The following were adopted:
- "Rules for grafting smallpox",
- "The highest decision is to establish a Laboratory in the Sanitary Department and the title of a chemist",
- "The highest decision on the duties of district doctors",
- "The highest solution is for municipalities to pay for medical treatment for poor patients",
- "The highest decision is to issue federations of personalities to the poor, officials, priests, servants and students free of charge",
- "Decision on the salary of district physicists",
- "Law on the construction and organization of hospitals",
- "Law on Pharmacies and Pharmacists for Holding and Selling Medicines and Poisons".

He was the head of the Sanitary Department of the Ministry of the Interior until 1879.

In 1870 Stevan Milosavljević was elected councilor of the Municipality of Belgrade, and in 1873 he was elected a government deputy in the National Assembly of the Republic of Serbia. He actively participated in the enactment of laws and discussions on important issues in these bodies.

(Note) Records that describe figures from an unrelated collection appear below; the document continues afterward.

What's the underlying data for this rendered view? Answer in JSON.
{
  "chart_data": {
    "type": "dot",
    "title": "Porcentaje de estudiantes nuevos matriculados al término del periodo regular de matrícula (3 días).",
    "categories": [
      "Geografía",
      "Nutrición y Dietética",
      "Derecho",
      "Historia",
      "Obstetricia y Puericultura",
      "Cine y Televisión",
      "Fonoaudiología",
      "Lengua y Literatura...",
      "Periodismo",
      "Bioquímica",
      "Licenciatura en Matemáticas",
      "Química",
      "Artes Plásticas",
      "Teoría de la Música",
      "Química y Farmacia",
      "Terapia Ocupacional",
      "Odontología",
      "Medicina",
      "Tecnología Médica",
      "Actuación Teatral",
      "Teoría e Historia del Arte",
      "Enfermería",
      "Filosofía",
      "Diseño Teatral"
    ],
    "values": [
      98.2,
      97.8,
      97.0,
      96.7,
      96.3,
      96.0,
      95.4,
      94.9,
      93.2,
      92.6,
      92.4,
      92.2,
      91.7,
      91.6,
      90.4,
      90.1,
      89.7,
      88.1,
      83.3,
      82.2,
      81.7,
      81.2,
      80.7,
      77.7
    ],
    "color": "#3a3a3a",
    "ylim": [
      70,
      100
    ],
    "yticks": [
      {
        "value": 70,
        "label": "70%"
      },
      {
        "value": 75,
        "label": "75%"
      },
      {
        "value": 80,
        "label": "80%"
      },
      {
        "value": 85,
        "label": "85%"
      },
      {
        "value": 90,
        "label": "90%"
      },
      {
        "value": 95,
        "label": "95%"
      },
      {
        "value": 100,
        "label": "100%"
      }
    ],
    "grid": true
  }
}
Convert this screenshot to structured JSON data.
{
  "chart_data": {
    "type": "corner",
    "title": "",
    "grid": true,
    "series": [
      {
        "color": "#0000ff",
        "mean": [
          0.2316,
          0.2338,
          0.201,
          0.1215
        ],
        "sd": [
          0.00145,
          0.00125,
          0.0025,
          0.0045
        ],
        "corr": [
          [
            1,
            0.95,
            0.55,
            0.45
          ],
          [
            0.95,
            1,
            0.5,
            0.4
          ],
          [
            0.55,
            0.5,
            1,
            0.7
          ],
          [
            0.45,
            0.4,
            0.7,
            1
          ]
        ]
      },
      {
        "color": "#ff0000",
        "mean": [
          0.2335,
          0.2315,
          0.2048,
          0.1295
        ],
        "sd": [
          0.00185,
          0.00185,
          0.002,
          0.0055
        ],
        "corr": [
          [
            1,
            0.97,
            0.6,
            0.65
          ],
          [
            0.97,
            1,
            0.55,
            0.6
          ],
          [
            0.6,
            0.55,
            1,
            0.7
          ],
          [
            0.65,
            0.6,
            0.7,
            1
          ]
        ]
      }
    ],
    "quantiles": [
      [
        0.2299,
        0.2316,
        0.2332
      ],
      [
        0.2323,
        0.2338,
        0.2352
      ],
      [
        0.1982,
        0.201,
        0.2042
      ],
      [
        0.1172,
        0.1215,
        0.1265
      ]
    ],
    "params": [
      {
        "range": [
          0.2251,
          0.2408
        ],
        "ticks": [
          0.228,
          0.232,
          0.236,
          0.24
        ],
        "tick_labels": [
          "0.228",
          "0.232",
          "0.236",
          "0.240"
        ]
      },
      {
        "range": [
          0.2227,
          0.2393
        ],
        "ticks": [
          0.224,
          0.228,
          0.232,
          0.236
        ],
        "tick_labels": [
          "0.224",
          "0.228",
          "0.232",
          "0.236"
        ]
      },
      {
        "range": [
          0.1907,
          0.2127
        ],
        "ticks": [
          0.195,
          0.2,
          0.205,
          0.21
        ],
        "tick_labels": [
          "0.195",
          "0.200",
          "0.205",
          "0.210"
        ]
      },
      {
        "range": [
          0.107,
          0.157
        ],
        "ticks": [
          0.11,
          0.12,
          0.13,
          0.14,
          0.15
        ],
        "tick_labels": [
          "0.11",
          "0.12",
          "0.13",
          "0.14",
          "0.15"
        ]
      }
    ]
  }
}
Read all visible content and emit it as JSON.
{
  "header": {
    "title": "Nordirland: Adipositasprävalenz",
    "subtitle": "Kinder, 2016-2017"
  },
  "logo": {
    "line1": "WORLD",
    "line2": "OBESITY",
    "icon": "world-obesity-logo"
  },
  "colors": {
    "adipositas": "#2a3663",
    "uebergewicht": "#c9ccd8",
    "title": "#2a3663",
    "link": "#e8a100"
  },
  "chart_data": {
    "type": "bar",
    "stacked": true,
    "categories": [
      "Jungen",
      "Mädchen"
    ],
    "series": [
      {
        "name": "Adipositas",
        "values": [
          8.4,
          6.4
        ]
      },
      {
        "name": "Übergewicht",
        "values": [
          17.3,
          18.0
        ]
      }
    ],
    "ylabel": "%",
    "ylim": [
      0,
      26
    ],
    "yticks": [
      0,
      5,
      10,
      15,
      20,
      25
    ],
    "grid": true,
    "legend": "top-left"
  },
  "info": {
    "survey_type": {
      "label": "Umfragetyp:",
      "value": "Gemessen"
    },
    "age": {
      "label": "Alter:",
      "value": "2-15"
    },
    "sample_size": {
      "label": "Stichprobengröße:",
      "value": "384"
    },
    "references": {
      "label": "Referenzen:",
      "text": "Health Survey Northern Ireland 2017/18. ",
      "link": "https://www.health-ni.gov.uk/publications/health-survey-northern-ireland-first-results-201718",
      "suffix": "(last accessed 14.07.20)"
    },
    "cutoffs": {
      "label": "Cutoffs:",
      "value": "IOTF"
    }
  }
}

Stevan Milosavljević participated in the International Medical Congress in Vienna in 1872 and 1874.

In the beginning of 1878, Milosavljević's health began to deteriorate. In April of the same year, he went to Switzerland for treatment and recovery. After a few months, he went to Vienna for further treatment. His condition worsened further and he died on 13 February in Vienna, in the arms of his sisters. He was buried in Belgrade on 21 February 1879.

== Family ==
His father Lazar Milosavljević was a merchant (shopkeeper), born in Sofia, while his mother Simka (née Stefanović) was originally from Belgrade. She was one of three sisters (Magdalena and Savka).

Milosavljević's sister, Savka Panić, in order to preserve the memory of her brother, founded the "Endowment of Dr. Steva Milosavljević, the first Serbian chief of medical services" and bequeathed the Serbian Medical Society her property. The purpose of the will was to raise the Medical Home, which was achieved in 1932.